16. In view of the ratio as laid down in the aforesaid decisions, this Court is not inclined to entertain the present petition under Article 226 of the Constitution of India, challenging the notice under Section 13(2) of the SARFAESI Act issued by the respondent-Bank. In view of above, this Court deems it fit not to opine on the merits of the matter and the discussion as referred hereinabove are merely to arrive at the present conclusion. If the petitioners were to avail the statutory remedy by filing application/appeal before the Tribunal, the Tribunal shall decide the same independently, without being influenced by the observations made hereinabove.

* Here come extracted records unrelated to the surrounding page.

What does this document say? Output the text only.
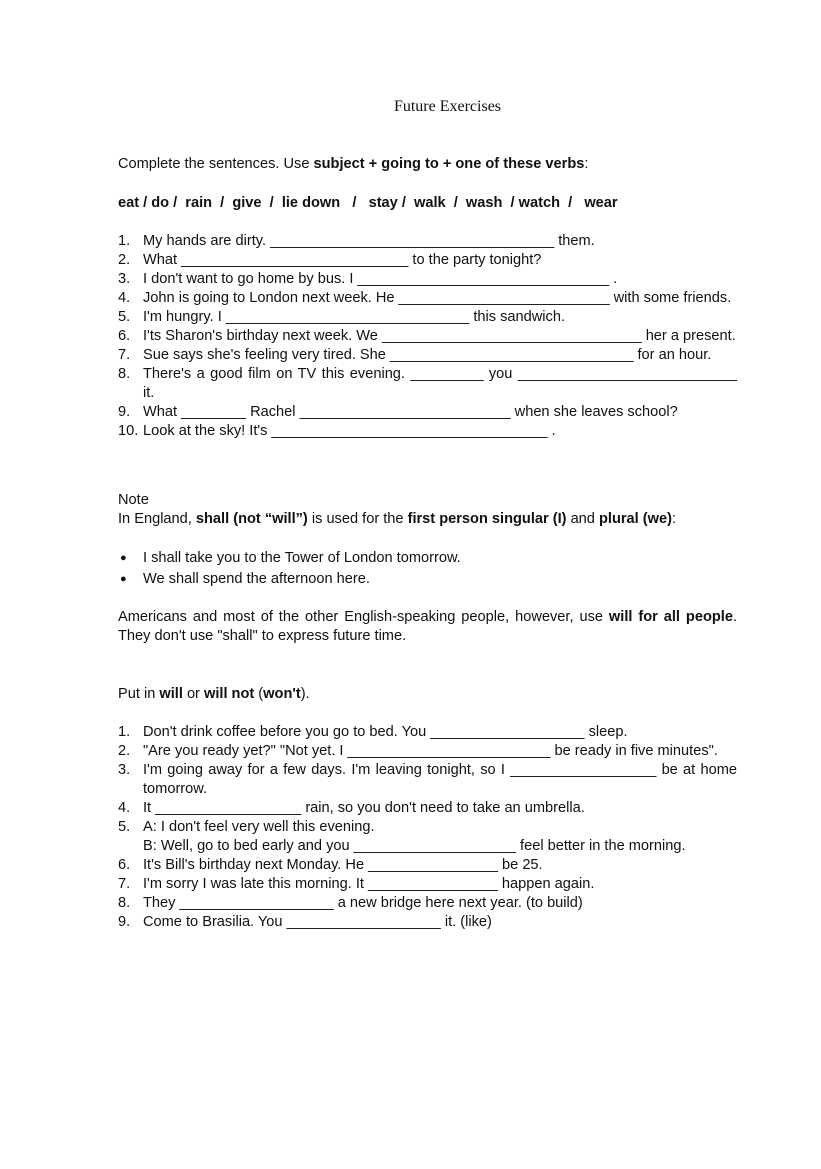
Future Exercises
Complete the sentences. Use subject + going to + one of these verbs:
eat / do /  rain  /  give  /  lie down   /   stay /  walk  /  wash  / watch  /   wear
1. My hands are dirty. ___________________________________ them.
2. What ____________________________ to the party tonight?
3. I don't want to go home by bus. I _______________________________ .
4. John is going to London next week. He __________________________ with some friends.
5. I'm hungry. I ______________________________ this sandwich.
6. I'ts Sharon's birthday next week. We ________________________________ her a present.
7. Sue says she's feeling very tired. She ______________________________ for an hour.
8. There's a good film on TV this evening. _________ you ___________________________ it.
9. What ________ Rachel __________________________ when she leaves school?
10. Look at the sky! It's __________________________________ .
Note
In England, shall (not “will”) is used for the first person singular (I) and plural (we):
● I shall take you to the Tower of London tomorrow.
● We shall spend the afternoon here.
Americans and most of the other English-speaking people, however, use will for all people. They don't use "shall" to express future time.
Put in will or will not (won't).
1. Don't drink coffee before you go to bed. You ___________________ sleep.
2. "Are you ready yet?" "Not yet. I _________________________ be ready in five minutes".
3. I'm going away for a few days. I'm leaving tonight, so I __________________ be at home tomorrow.
4. It __________________ rain, so you don't need to take an umbrella.
5. A: I don't feel very well this evening.
B: Well, go to bed early and you ____________________ feel better in the morning.
6. It's Bill's birthday next Monday. He ________________ be 25.
7. I'm sorry I was late this morning. It ________________ happen again.
8. They ___________________ a new bridge here next year. (to build)
9. Come to Brasilia. You ___________________ it. (like)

17. It is open for the petitioners to avail statutory remedy by preferring an appeal/application under Section 17 of the SARFAESI Act, as per the ratio as referred hereinabove. No interference is called for at the stage of issuance of notice under Section 13(2) of the SARFAESI act. Consequently, the question of examining legality and validity of such demand notice would not arise. The adjudication would have to wait till the stage of Section 13(4) is reached, whereafter, any person including the borrower, aggrieved by any of the measures referred to in Section 13(4) of the SARFAESI Act, 2002 taken by the secured creditor or his authorized officer under this chapter, can file securitization application / appeal under Section 17 of the SARFAESI Act before the DRT.

18. In view of the settled proposition of law, this Court is not inclined to exercise its extraordinary jurisdiction under Article-226 of the Constitution of India. The petition stands disposed of, accordingly. Interim relief, if any, shall stand vacated.